Instead of state lawmakers approving property and sales tax hikes to fund maintenance projects at Washoe County schools, an amendment is being drafted that would authorize the local school board to enact the measures on its own, legislators said Monday.
The Assembly Taxation Committee is scheduled to take up Assembly Bill 46 today. As written, the measure would require Washoe County commissioners to raise the county sales tax rate by a quarter percentage point and add a nickel to the property tax rate.
But getting a tax bill through the Legislature requires a two-thirds majority in both the Assembly and Senate. Amending the bill to authorize the school board to raise the taxes, however, would not.
Lawmakers said the two-thirds threshold was not the main thrust behind seeking an amendment.

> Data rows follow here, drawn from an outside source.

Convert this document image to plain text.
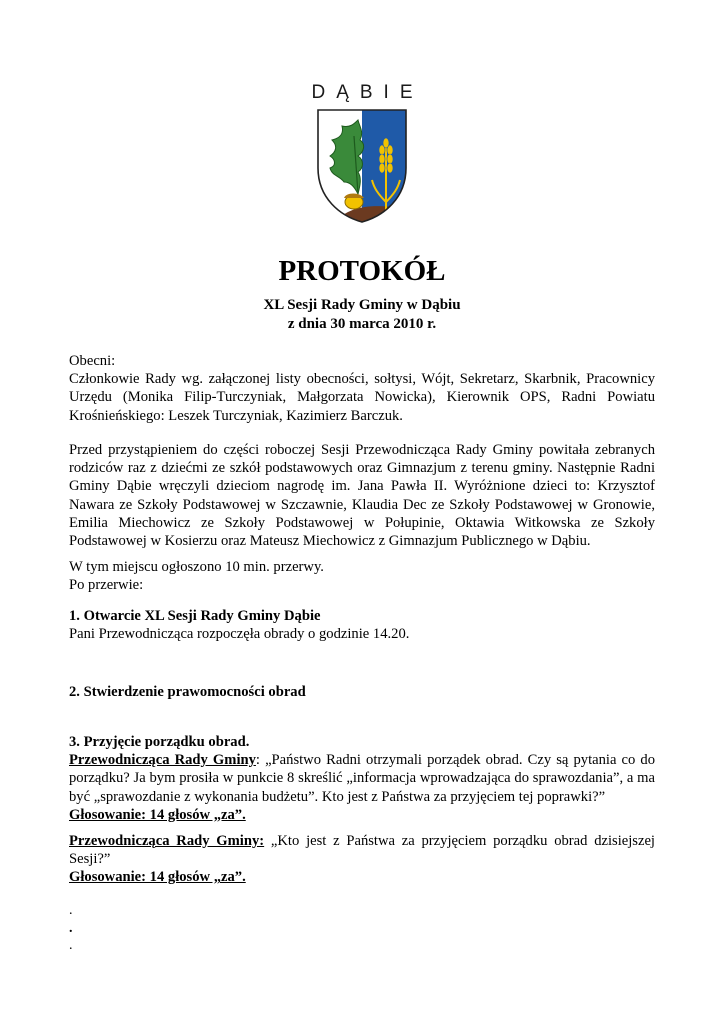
DĄBIE
PROTOKÓŁ
XL Sesji Rady Gminy w Dąbiu
z dnia 30 marca 2010 r.
Obecni:
Członkowie Rady wg. załączonej listy obecności, sołtysi, Wójt, Sekretarz, Skarbnik, Pracownicy Urzędu (Monika Filip-Turczyniak, Małgorzata Nowicka), Kierownik OPS, Radni Powiatu Krośnieńskiego: Leszek Turczyniak, Kazimierz Barczuk.
Przed przystąpieniem do części roboczej Sesji Przewodnicząca Rady Gminy powitała zebranych rodziców raz z dziećmi ze szkół podstawowych oraz Gimnazjum z terenu gminy. Następnie Radni Gminy Dąbie wręczyli dzieciom nagrodę im. Jana Pawła II. Wyróżnione dzieci to: Krzysztof Nawara ze Szkoły Podstawowej w Szczawnie, Klaudia Dec ze Szkoły Podstawowej w Gronowie, Emilia Miechowicz ze Szkoły Podstawowej w Połupinie, Oktawia Witkowska ze Szkoły Podstawowej w Kosierzu oraz Mateusz Miechowicz z Gimnazjum Publicznego w Dąbiu.
W tym miejscu ogłoszono 10 min. przerwy.
Po przerwie:
1. Otwarcie XL Sesji Rady Gminy Dąbie
Pani Przewodnicząca rozpoczęła obrady o godzinie 14.20.
2. Stwierdzenie prawomocności obrad
3. Przyjęcie porządku obrad.
Przewodnicząca Rady Gminy: „Państwo Radni otrzymali porządek obrad. Czy są pytania co do porządku? Ja bym prosiła w punkcie 8 skreślić „informacja wprowadzająca do sprawozdania”, a ma być „sprawozdanie z wykonania budżetu”. Kto jest z Państwa za przyjęciem tej poprawki?”
Głosowanie: 14 głosów „za”.
Przewodnicząca Rady Gminy: „Kto jest z Państwa za przyjęciem porządku obrad dzisiejszej Sesji?”
Głosowanie: 14 głosów „za”.
.
.
.
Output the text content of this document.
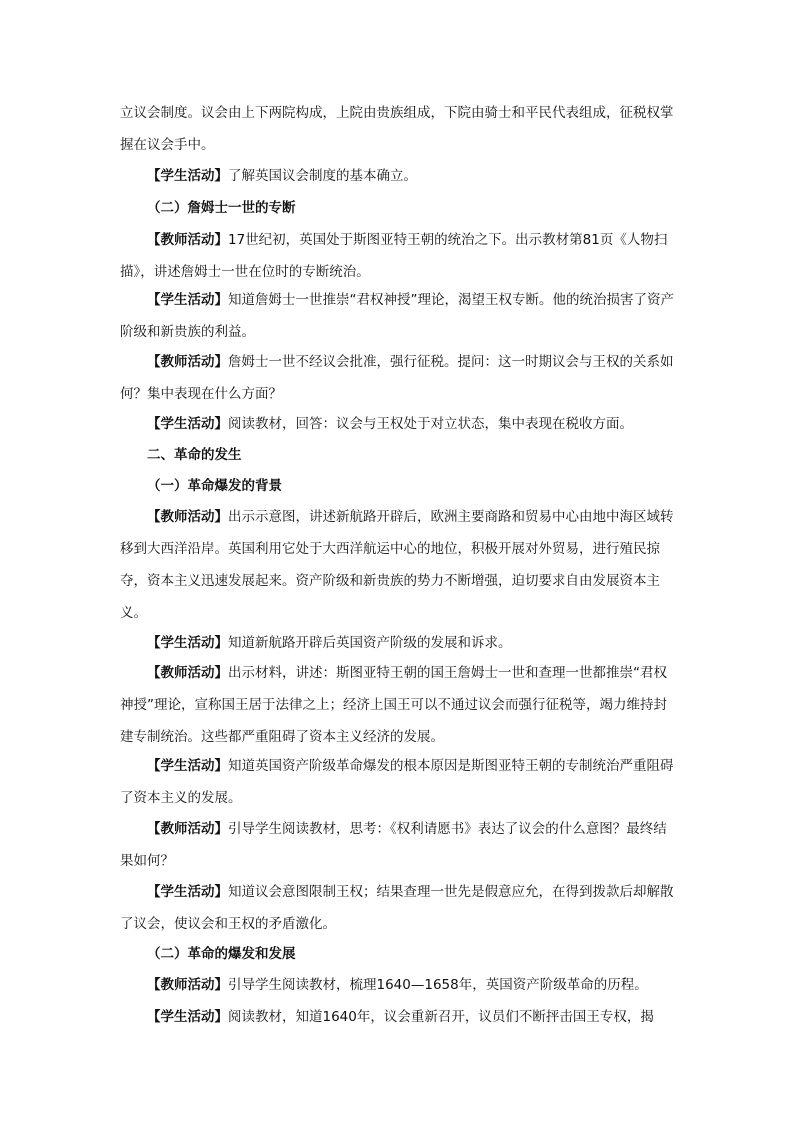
立议会制度。议会由上下两院构成，上院由贵族组成，下院由骑士和平民代表组成，征税权掌握在议会手中。

【学生活动】了解英国议会制度的基本确立。

（二）詹姆士一世的专断

【教师活动】17世纪初，英国处于斯图亚特王朝的统治之下。出示教材第81页《人物扫描》，讲述詹姆士一世在位时的专断统治。

【学生活动】知道詹姆士一世推崇“君权神授”理论，渴望王权专断。他的统治损害了资产阶级和新贵族的利益。

【教师活动】詹姆士一世不经议会批准，强行征税。提问：这一时期议会与王权的关系如何？集中表现在什么方面？

【学生活动】阅读教材，回答：议会与王权处于对立状态，集中表现在税收方面。

二、革命的发生

（一）革命爆发的背景

【教师活动】出示示意图，讲述新航路开辟后，欧洲主要商路和贸易中心由地中海区域转移到大西洋沿岸。英国利用它处于大西洋航运中心的地位，积极开展对外贸易，进行殖民掠夺，资本主义迅速发展起来。资产阶级和新贵族的势力不断增强，迫切要求自由发展资本主义。

【学生活动】知道新航路开辟后英国资产阶级的发展和诉求。

【教师活动】出示材料，讲述：斯图亚特王朝的国王詹姆士一世和查理一世都推崇“君权神授”理论，宣称国王居于法律之上；经济上国王可以不通过议会而强行征税等，竭力维持封建专制统治。这些都严重阻碍了资本主义经济的发展。

【学生活动】知道英国资产阶级革命爆发的根本原因是斯图亚特王朝的专制统治严重阻碍了资本主义的发展。

【教师活动】引导学生阅读教材，思考：《权利请愿书》表达了议会的什么意图？最终结果如何？

【学生活动】知道议会意图限制王权；结果查理一世先是假意应允，在得到拨款后却解散了议会，使议会和王权的矛盾激化。

（二）革命的爆发和发展

【教师活动】引导学生阅读教材，梳理1640—1658年，英国资产阶级革命的历程。

【学生活动】阅读教材，知道1640年，议会重新召开，议员们不断抨击国王专权，揭
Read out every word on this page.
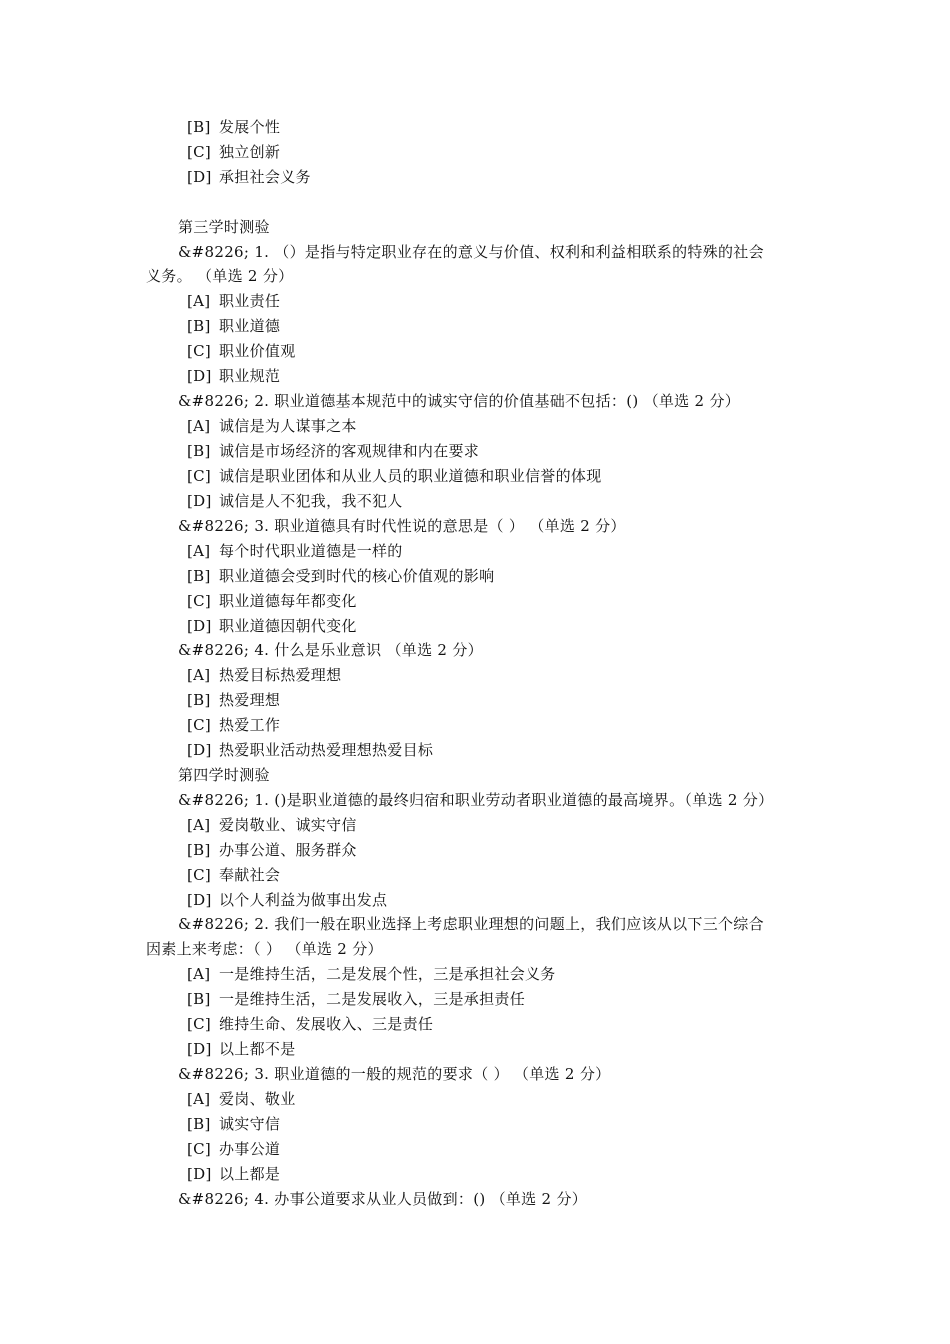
[B] 发展个性
[C] 独立创新
[D] 承担社会义务
第三学时测验
&#8226; 1. （）是指与特定职业存在的意义与价值、权利和利益相联系的特殊的社会
义务。 （单选 2 分）
[A] 职业责任
[B] 职业道德
[C] 职业价值观
[D] 职业规范
&#8226; 2. 职业道德基本规范中的诚实守信的价值基础不包括：() （单选 2 分）
[A] 诚信是为人谋事之本
[B] 诚信是市场经济的客观规律和内在要求
[C] 诚信是职业团体和从业人员的职业道德和职业信誉的体现
[D] 诚信是人不犯我，我不犯人
&#8226; 3. 职业道德具有时代性说的意思是（ ） （单选 2 分）
[A] 每个时代职业道德是一样的
[B] 职业道德会受到时代的核心价值观的影响
[C] 职业道德每年都变化
[D] 职业道德因朝代变化
&#8226; 4. 什么是乐业意识 （单选 2 分）
[A] 热爱目标热爱理想
[B] 热爱理想
[C] 热爱工作
[D] 热爱职业活动热爱理想热爱目标
第四学时测验
&#8226; 1. ()是职业道德的最终归宿和职业劳动者职业道德的最高境界。（单选 2 分）
[A] 爱岗敬业、诚实守信
[B] 办事公道、服务群众
[C] 奉献社会
[D] 以个人利益为做事出发点
&#8226; 2. 我们一般在职业选择上考虑职业理想的问题上，我们应该从以下三个综合
因素上来考虑：（ ） （单选 2 分）
[A] 一是维持生活，二是发展个性，三是承担社会义务
[B] 一是维持生活，二是发展收入，三是承担责任
[C] 维持生命、发展收入、三是责任
[D] 以上都不是
&#8226; 3. 职业道德的一般的规范的要求（ ） （单选 2 分）
[A] 爱岗、敬业
[B] 诚实守信
[C] 办事公道
[D] 以上都是
&#8226; 4. 办事公道要求从业人员做到：() （单选 2 分）
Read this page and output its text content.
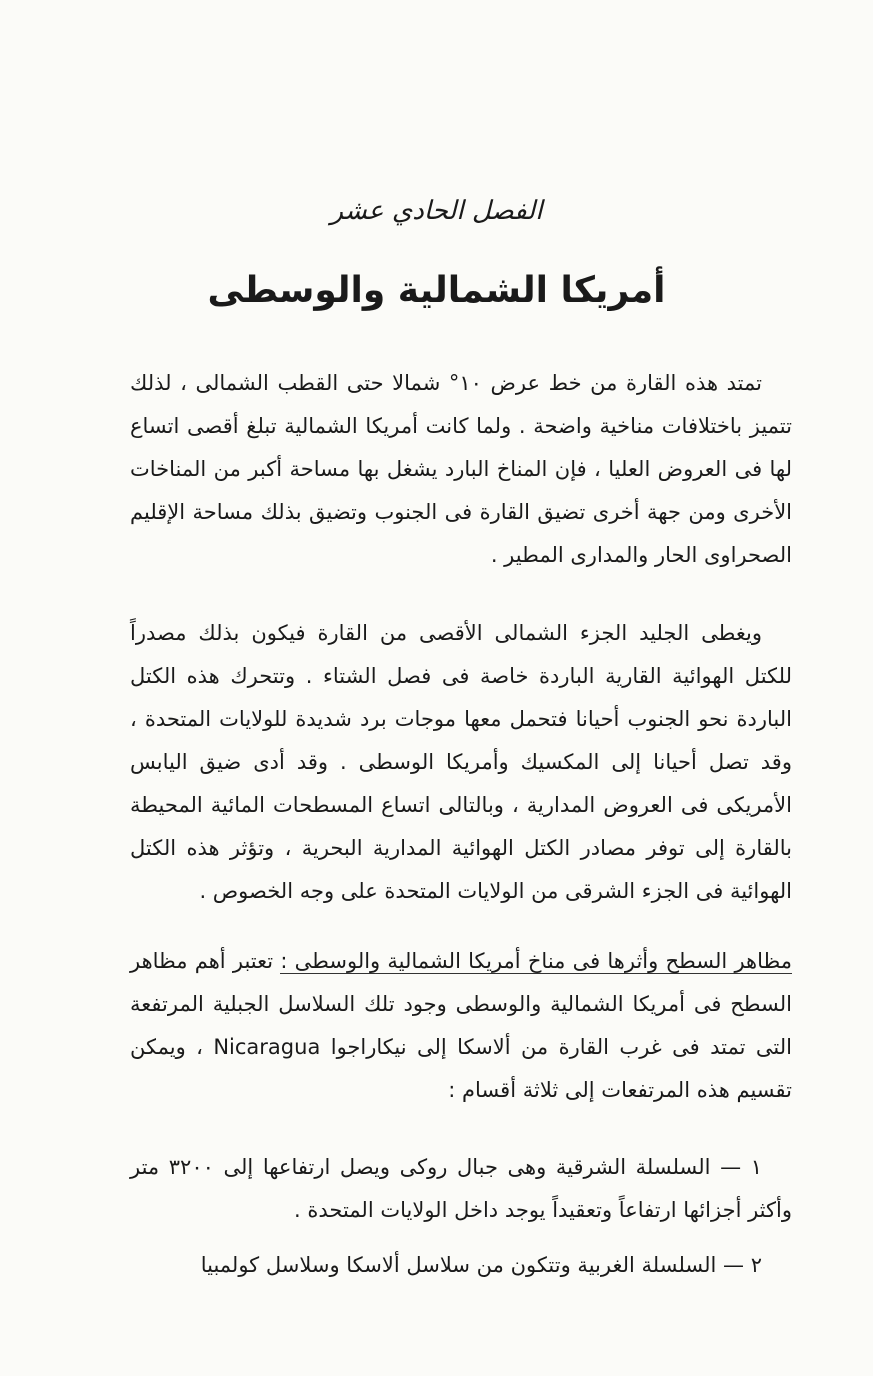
الفصل الحادي عشر
أمريكا الشمالية والوسطى
تمتد هذه القارة من خط عرض ١٠° شمالا حتى القطب الشمالى ، لذلك تتميز باختلافات مناخية واضحة . ولما كانت أمريكا الشمالية تبلغ أقصى اتساع لها فى العروض العليا ، فإن المناخ البارد يشغل بها مساحة أكبر من المناخات الأخرى ومن جهة أخرى تضيق القارة فى الجنوب وتضيق بذلك مساحة الإقليم الصحراوى الحار والمدارى المطير .
ويغطى الجليد الجزء الشمالى الأقصى من القارة فيكون بذلك مصدراً للكتل الهوائية القارية الباردة خاصة فى فصل الشتاء . وتتحرك هذه الكتل الباردة نحو الجنوب أحيانا فتحمل معها موجات برد شديدة للولايات المتحدة ، وقد تصل أحيانا إلى المكسيك وأمريكا الوسطى . وقد أدى ضيق اليابس الأمريكى فى العروض المدارية ، وبالتالى اتساع المسطحات المائية المحيطة بالقارة إلى توفر مصادر الكتل الهوائية المدارية البحرية ، وتؤثر هذه الكتل الهوائية فى الجزء الشرقى من الولايات المتحدة على وجه الخصوص .
مظاهر السطح وأثرها فى مناخ أمريكا الشمالية والوسطى : تعتبر أهم مظاهر السطح فى أمريكا الشمالية والوسطى وجود تلك السلاسل الجبلية المرتفعة التى تمتد فى غرب القارة من ألاسكا إلى نيكاراجوا Nicaragua ، ويمكن تقسيم هذه المرتفعات إلى ثلاثة أقسام :
١ — السلسلة الشرقية وهى جبال روكى ويصل ارتفاعها إلى ٣٢٠٠ متر وأكثر أجزائها ارتفاعاً وتعقيداً يوجد داخل الولايات المتحدة .
٢ — السلسلة الغربية وتتكون من سلاسل ألاسكا وسلاسل كولمبيا
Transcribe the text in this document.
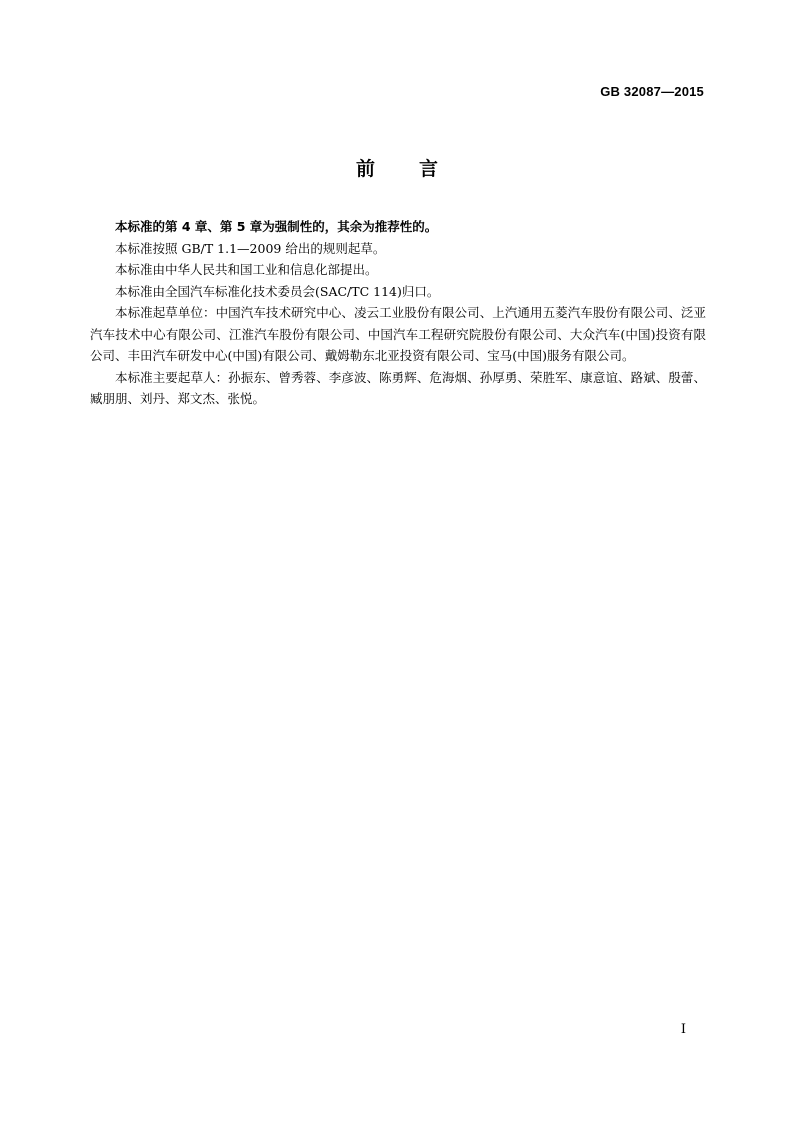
GB 32087—2015
前言

本标准的第 4 章、第 5 章为强制性的，其余为推荐性的。

本标准按照 GB/T 1.1—2009 给出的规则起草。

本标准由中华人民共和国工业和信息化部提出。

本标准由全国汽车标准化技术委员会(SAC/TC 114)归口。

本标准起草单位：中国汽车技术研究中心、凌云工业股份有限公司、上汽通用五菱汽车股份有限公司、泛亚汽车技术中心有限公司、江淮汽车股份有限公司、中国汽车工程研究院股份有限公司、大众汽车(中国)投资有限公司、丰田汽车研发中心(中国)有限公司、戴姆勒东北亚投资有限公司、宝马(中国)服务有限公司。

本标准主要起草人：孙振东、曾秀蓉、李彦波、陈勇辉、危海烟、孙厚勇、荣胜军、康意谊、路斌、殷蕾、臧朋朋、刘丹、郑文杰、张悦。

I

Sen. Debbie Smith, D-Las Vegas, said there was concern about the initial wording because lawmakers were uncomfortable mandating another government body - the Washoe County Commission -impose a tax.
She said enabling the school board to do it "allows them to make the decision" after a public process.
The bill is being sought by the Washoe County School District to pay for more than $500 million in needed improvements, such as leaky roofs and broken heating and cooling systems.
Assembly Minority Leader Pat Hickey, R-Reno, said he has asked legislative lawyers to research whether another amendment could be drafted giving senior citizens and people on disability an alternative to "opt out" of paying the higher property tax rate.
Sen. Ben Kieckhefer, R-Reno, said he supports the school district bill. While the state's largest school district in Clark County obtains money for maintenance through a variety of sources - property taxes, room taxes and real property transfer taxes - Washoe County's revenues come strictly from property taxes, a revenue stream severely diminished in the wake of the Great Recession when Nevada's housing market collapsed.
Kieckhefer on Monday introduced another bill, SB146, that would exempt schools and Nevada's higher education system from the requirements of prevailing wage laws for capital improvement projects.
Critics say the law is too closely tied to union wages and artificially inflates the cost of such projects.
Kieckhefer said his bill will have an "uphill climb" in the Democratically controlled Legislature, but added, "I also believe it's my responsibility to be a sound, fiscal steward" of taxpayer money.